Tobias Epprecht, head of the HIB initiative, says that while philanthropic capital is growing, it is not an unlimited source of funding. “As problems get bigger and needs constantly increase,we need to see how we can diversify our sources of funding,” he tells Personal Wealth.

However, he stresses that this does not negate the need for philanthropic funds, which are still the main source of the ICRC’s annual budget of US$1.7 billion. “Philanthropic funds are the only way to finance certain needs. For example, in acute emergencies or natural disasters, you won’t have time to set up impact bonds and structure them because you need the money now.”

The ICRC has raised CHF26 million (RM110.9 million) via the HIB. The funds will used to build and run three physical rehabilitation centres in sub-Saharan Africa. The scheme, which will be running in Nigeria, Mali and the Democratic Republic of Congo over five years, is expected to help rehabilitate thousands of people.

The HIB, like the SIB, is technically not a bond but a private placement where repayment and return on investment are dependent upon the achievement of desired outcomes. “A large portion of ICRC’s investments come from government funding. We constantly have to see how we can diversify our funding beyond government donations,” says Epprecht.

“So, several years ago, we started looking at ways to leverage this new innovative financial environment. We decided to give it a shot because we needed to find out if it would work better than our traditional way of financing.

“We looked at various options and clearly impact investment was one we could strongly relate to. So, we decided to adapt the SIB to how a large organisation such as the ICRC operates in a conflict environment. We launched the HIB in July and announced it to the public in September after we had secured social investors and outcome funders.”

How is the HIB structured?
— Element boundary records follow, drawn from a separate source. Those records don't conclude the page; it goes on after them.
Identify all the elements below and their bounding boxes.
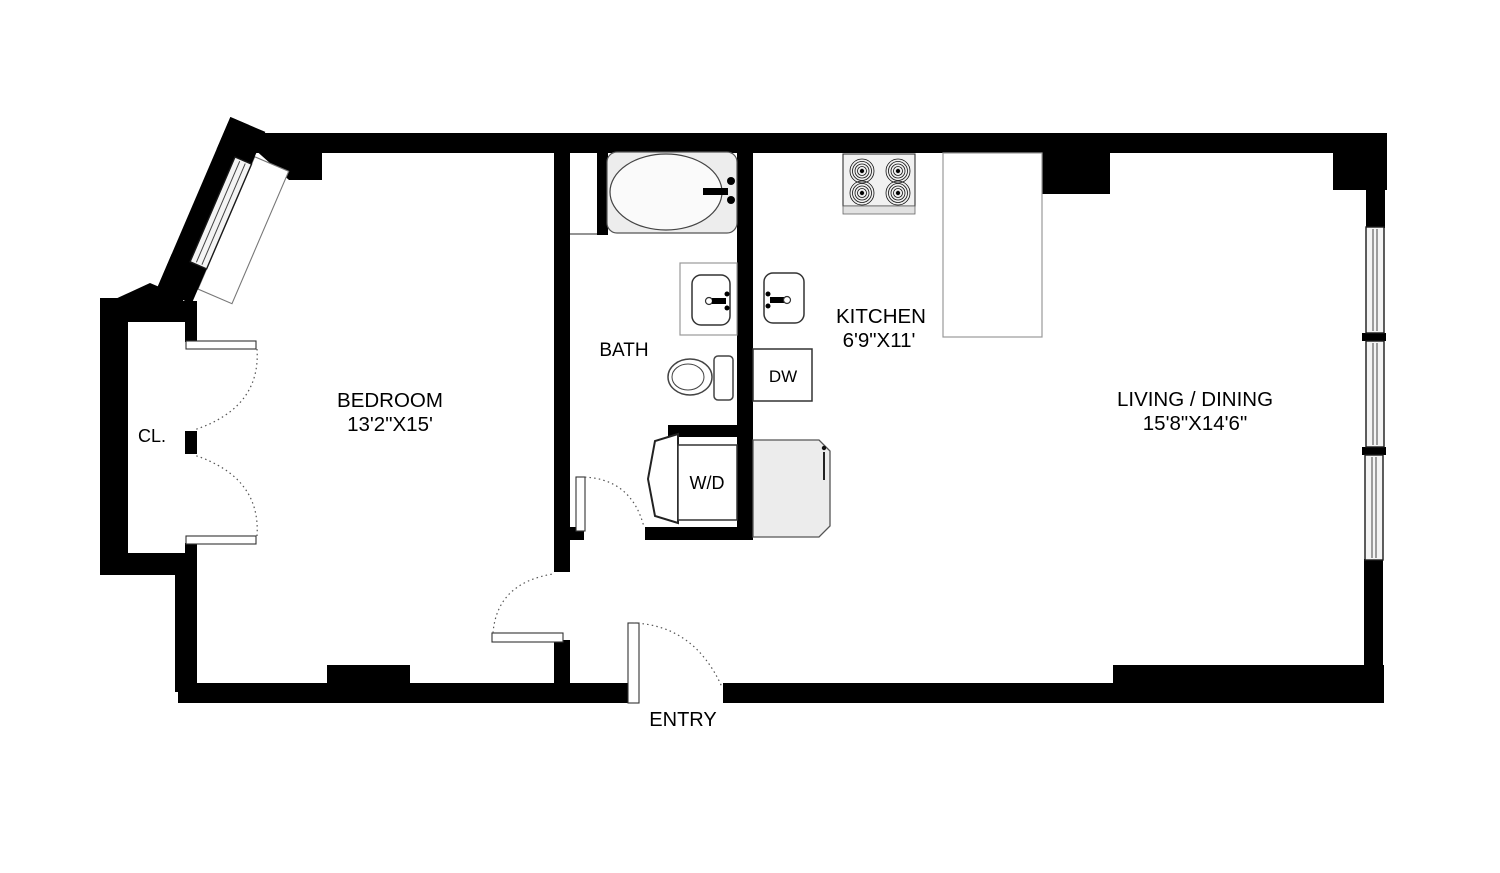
tub-side-stub <box>597 152 608 235</box>
stove-front-strip <box>843 206 915 214</box>
living-label: LIVING / DINING <box>1117 388 1273 411</box>
bathtub-faucet <box>703 188 728 195</box>
bottom-wall-pilaster <box>327 665 410 683</box>
washer-dryer-label: W/D <box>690 473 725 493</box>
bath-label: BATH <box>599 340 648 361</box>
top-wall <box>245 133 1387 153</box>
right-wall-upper <box>1366 188 1385 228</box>
bedroom-east-wall-upper <box>554 152 570 572</box>
bedroom-door-leaf <box>492 633 563 642</box>
bathtub-knob-1 <box>727 177 735 185</box>
bedroom-dims: 13'2"X15' <box>347 413 433 436</box>
refrigerator <box>753 440 830 537</box>
bath-sink-faucet <box>712 298 726 304</box>
bath-sink-knob-2 <box>725 306 730 311</box>
window-2 <box>1366 341 1384 447</box>
bedroom-label: BEDROOM <box>337 389 443 412</box>
living-windows <box>1365 227 1384 560</box>
kitchen-dims: 6'9"X11' <box>843 329 916 352</box>
window-3 <box>1365 455 1383 560</box>
bathtub-knob-2 <box>727 196 735 204</box>
wd-closet-door <box>648 434 678 523</box>
top-right-corner-block <box>1333 133 1387 190</box>
window-separator-1 <box>1362 333 1386 341</box>
toilet-tank <box>714 356 733 400</box>
bath-sink-knob-1 <box>725 292 730 297</box>
bottom-wall-living <box>1113 665 1384 703</box>
entry-door-leaf <box>628 623 639 703</box>
closet-center-stub <box>185 431 197 454</box>
kitchen-sink-knob-1 <box>766 292 771 297</box>
bath-door-leaf <box>576 477 585 531</box>
bedroom-east-wall-lower <box>554 640 570 692</box>
kitchen-counter-peninsula <box>943 153 1042 337</box>
right-wall-lower <box>1364 559 1383 667</box>
kitchen-sink-knob-2 <box>766 304 771 309</box>
kitchen-label: KITCHEN <box>836 305 926 328</box>
closet-door-top-leaf <box>186 341 256 349</box>
kitchen-living-wall-stub <box>1042 153 1110 194</box>
window-1 <box>1366 227 1384 333</box>
bath-sink-drain <box>706 298 713 305</box>
closet-door-bottom-swing <box>194 455 257 536</box>
entry-label: ENTRY <box>649 709 716 731</box>
bath-kitchen-wall <box>737 133 753 540</box>
floor-plan: BEDROOM 13'2"X15' BATH KITCHEN 6'9"X11' … <box>0 0 1500 873</box>
window-separator-2 <box>1362 447 1386 455</box>
closet-door-top-swing <box>194 349 257 430</box>
doors <box>186 341 722 703</box>
entry-door-swing <box>633 623 722 687</box>
closet-jamb-top <box>185 322 197 342</box>
kitchen-sink-faucet <box>770 297 784 303</box>
bath-south-wall <box>645 527 753 540</box>
closet-label: CL. <box>138 426 166 446</box>
bottom-wall-mid <box>723 683 1114 703</box>
living-dims: 15'8"X14'6" <box>1143 412 1247 435</box>
dishwasher-label: DW <box>769 367 797 386</box>
bath-fixtures <box>570 152 737 523</box>
floor-plan-canvas: BEDROOM 13'2"X15' BATH KITCHEN 6'9"X11' … <box>0 0 1500 873</box>
closet-jamb-bottom <box>185 543 197 554</box>
closet-door-bottom-leaf <box>186 536 256 544</box>
kitchen-sink-drain <box>784 297 791 304</box>
left-outer-wall <box>100 298 128 575</box>
refrigerator-handle-knob <box>822 446 826 450</box>
bedroom-door-swing <box>493 574 553 633</box>
bedroom-west-wall-lower <box>175 575 197 692</box>
bath-door-swing <box>580 477 644 527</box>
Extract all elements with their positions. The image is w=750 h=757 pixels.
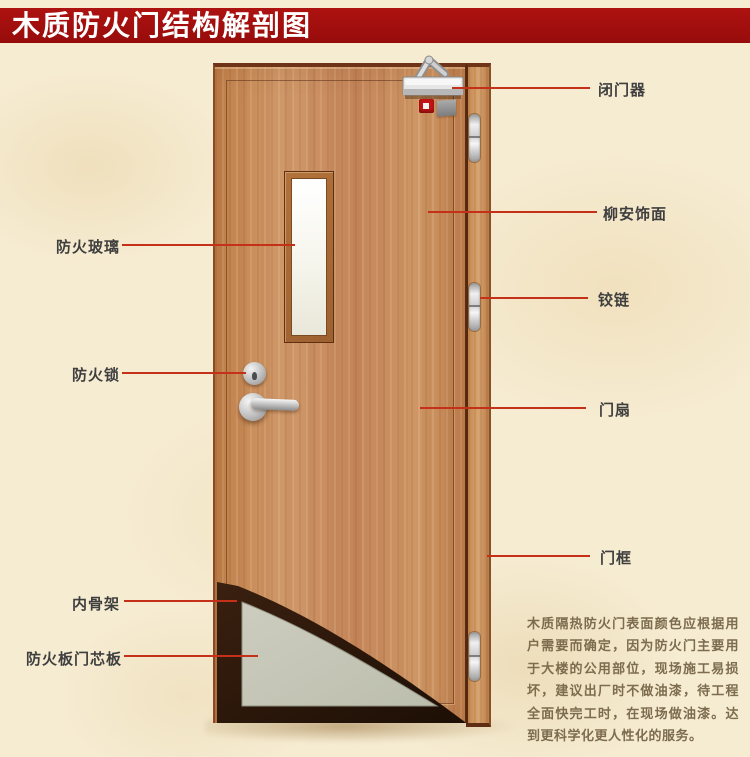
callout-label-inner-skeleton: 内骨架 xyxy=(72,593,120,614)
fire-glass-pane xyxy=(291,178,327,336)
cutaway-section xyxy=(213,578,466,723)
callout-label-fire-glass: 防火玻璃 xyxy=(56,236,120,257)
callout-label-hinge: 铰链 xyxy=(598,289,630,310)
callout-label-door-closer: 闭门器 xyxy=(598,79,646,100)
grey-sticker xyxy=(437,99,456,116)
leader-line-fire-lock xyxy=(122,372,246,374)
hinge-top xyxy=(469,114,480,162)
leader-line-fire-board-core xyxy=(124,655,258,657)
door-closer-graphic xyxy=(395,52,475,102)
leader-line-door-frame xyxy=(487,555,590,557)
vision-panel-frame xyxy=(284,171,334,343)
red-indicator-badge xyxy=(419,99,434,113)
leader-line-door-leaf xyxy=(420,407,586,409)
leader-line-fire-glass xyxy=(122,244,295,246)
callout-label-door-leaf: 门扇 xyxy=(599,399,631,420)
callout-label-fire-lock: 防火锁 xyxy=(72,364,120,385)
description-paragraph: 木质隔热防火门表面颜色应根据用户需要而确定，因为防火门主要用于大楼的公用部位，现… xyxy=(527,613,739,747)
leader-line-door-closer xyxy=(452,87,590,89)
leader-line-hinge xyxy=(480,297,588,299)
callout-label-lauan-veneer: 柳安饰面 xyxy=(603,203,667,224)
core-panel-shape xyxy=(242,602,437,706)
fire-lock-cylinder xyxy=(243,362,266,385)
hinge-bottom xyxy=(469,632,480,681)
diagram-stage: 木质防火门结构解剖图 xyxy=(0,0,750,757)
callout-label-fire-board-core: 防火板门芯板 xyxy=(26,648,122,669)
leader-line-lauan-veneer xyxy=(428,211,597,213)
door-frame-strip xyxy=(466,63,491,727)
hinge-middle xyxy=(469,283,480,331)
handle-lever xyxy=(251,398,299,411)
callout-label-door-frame: 门框 xyxy=(600,547,632,568)
leader-line-inner-skeleton xyxy=(124,600,237,602)
page-title: 木质防火门结构解剖图 xyxy=(0,8,750,43)
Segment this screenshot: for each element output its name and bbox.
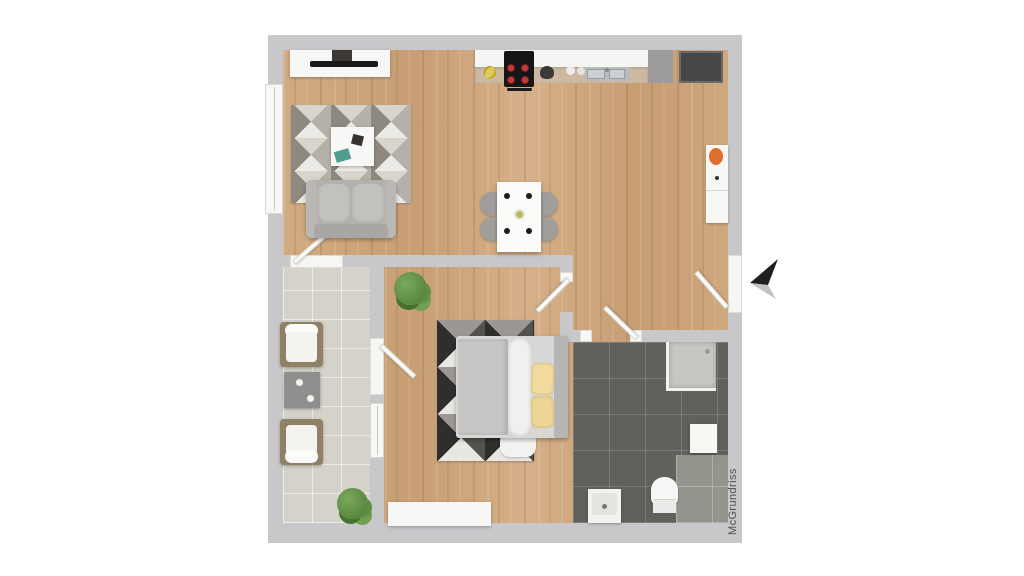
sofa-cushion	[318, 184, 350, 224]
washbasin	[588, 489, 621, 523]
place-setting	[504, 193, 510, 199]
living-room-window	[265, 84, 283, 214]
watermark-text: McGrundriss	[727, 447, 743, 557]
sink-basin	[587, 69, 605, 79]
jar	[577, 67, 585, 75]
plant	[337, 488, 368, 519]
shower	[666, 342, 716, 391]
burner	[507, 64, 515, 72]
chair-cushion	[286, 332, 317, 362]
bathroom-door-frame-left	[580, 330, 592, 342]
burner	[507, 76, 515, 84]
wall-balcony-bedroom-mid	[370, 395, 384, 403]
wall-balcony-bedroom-lower	[370, 458, 384, 523]
chair-backrest	[285, 450, 318, 463]
center-bowl	[514, 209, 525, 220]
toilet-tank	[653, 499, 676, 513]
place-setting	[504, 228, 510, 234]
entrance-door-sill	[728, 255, 742, 313]
oven-handle	[507, 88, 532, 91]
decor-dot	[715, 176, 719, 180]
burner	[521, 76, 529, 84]
bathroom-cabinet	[690, 424, 717, 453]
cooktop	[504, 51, 534, 87]
sofa-cushion	[352, 184, 384, 224]
sofa	[306, 180, 396, 238]
plant	[394, 272, 427, 305]
pillow-yellow	[530, 395, 555, 428]
flower-pot	[484, 66, 496, 79]
bed-blanket	[458, 339, 508, 435]
patio-chair	[280, 419, 323, 465]
double-bed	[456, 336, 568, 438]
coffee-table	[331, 127, 374, 166]
shower-drain	[705, 349, 710, 354]
bedroom-window	[370, 403, 384, 458]
wall-bathroom-top-left	[573, 330, 580, 342]
tv	[310, 61, 378, 67]
book-teal	[334, 148, 351, 163]
hall-sideboard	[706, 145, 728, 223]
jar	[566, 66, 575, 75]
cup	[307, 395, 314, 402]
patio-chair	[280, 322, 323, 367]
floorplan-stage: McGrundriss	[0, 0, 1024, 576]
pillow-yellow	[530, 362, 555, 395]
window-mullion	[274, 87, 275, 211]
faucet	[602, 504, 607, 509]
book-dark	[351, 134, 364, 146]
sofa-backrest	[314, 224, 388, 238]
kettle	[540, 66, 554, 79]
wall-bathroom-top-right	[642, 330, 728, 342]
wardrobe	[388, 502, 491, 526]
window-mullion	[377, 406, 378, 455]
cup	[296, 379, 303, 386]
kitchen-counter	[475, 50, 648, 67]
dark-cabinet	[679, 51, 723, 83]
dining-table	[497, 182, 541, 252]
kitchen-sink	[585, 67, 630, 81]
apartment-plan: McGrundriss	[268, 35, 742, 543]
burner	[521, 64, 529, 72]
bathroom-floor-light-patch	[676, 455, 728, 523]
orange-bowl	[709, 148, 723, 165]
wall-balcony-bedroom-upper	[370, 267, 384, 338]
place-setting	[526, 193, 532, 199]
sideboard-divider	[706, 190, 728, 191]
bed-duvet-roll	[508, 338, 531, 436]
faucet	[605, 68, 609, 72]
patio-side-table	[284, 372, 320, 408]
tall-cabinet	[648, 50, 673, 83]
bed-headboard	[554, 336, 568, 438]
place-setting	[526, 228, 532, 234]
entrance-arrow-icon	[749, 258, 779, 300]
sink-basin	[609, 69, 625, 79]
The initial fund is supported by private investors, referred to as “social investors” by the ICRC. They are Swiss reinsurer NewRe (which is a part of Munich Re) and the Lombard Odier Philanthropic Foundation.

“At the end of the fifth year, the results will be reported and verified and trigger the payment-by-results agreement between the ICRC and outcome funders who signed the contract. Payment will be made to the ICRC,” says Epprecht.

If the ICRC achieves its objectives and targets, the social investors will be repaid — either make a profit or only a part of their investment — by the outcome funders, which are the governments of Belgium, Italy, Switzerland and the UK as well as Spanish charity La Caixa Foundation.

Epprecht says independent auditors will verify the ICRC’s reported efficiency in the three new centres. “The efficiency, which is the ratio of how many people receive mobility devices per physical rehabilitation professional, is compared with that of existing centres. If it is above the benchmark or historical average, the social investor will receive his initial investment plus an annual return. However, if the performance of the new centres is below the benchmark, it will lose a certain amount of the initial investment.”

He adds that there has been “high interest” from investors in Asia, but many have decided to take the wait-and-see approach to gauge the effectiveness of the novel initiative. “I do believe the interest is there, but no one is quite sure how this will play out. As usual, in the first round, a lot of people will just stand by and watch things develop so that they are in a position to jump on board the next time around. That is how I would characterise the interest we have seen from non-traditional supporters of the ICRC.”

Now that the HIB has been launched, the disaster recovery agency is looking to expand into other areas such as modern sanitation, healthcare and environment. “Apart from the impact bond structure, there are other instruments such as contention financing, where we get money only when we need it. There are similar products out there for pandemics. These are the ongoing discussions we are having,” says Epprecht.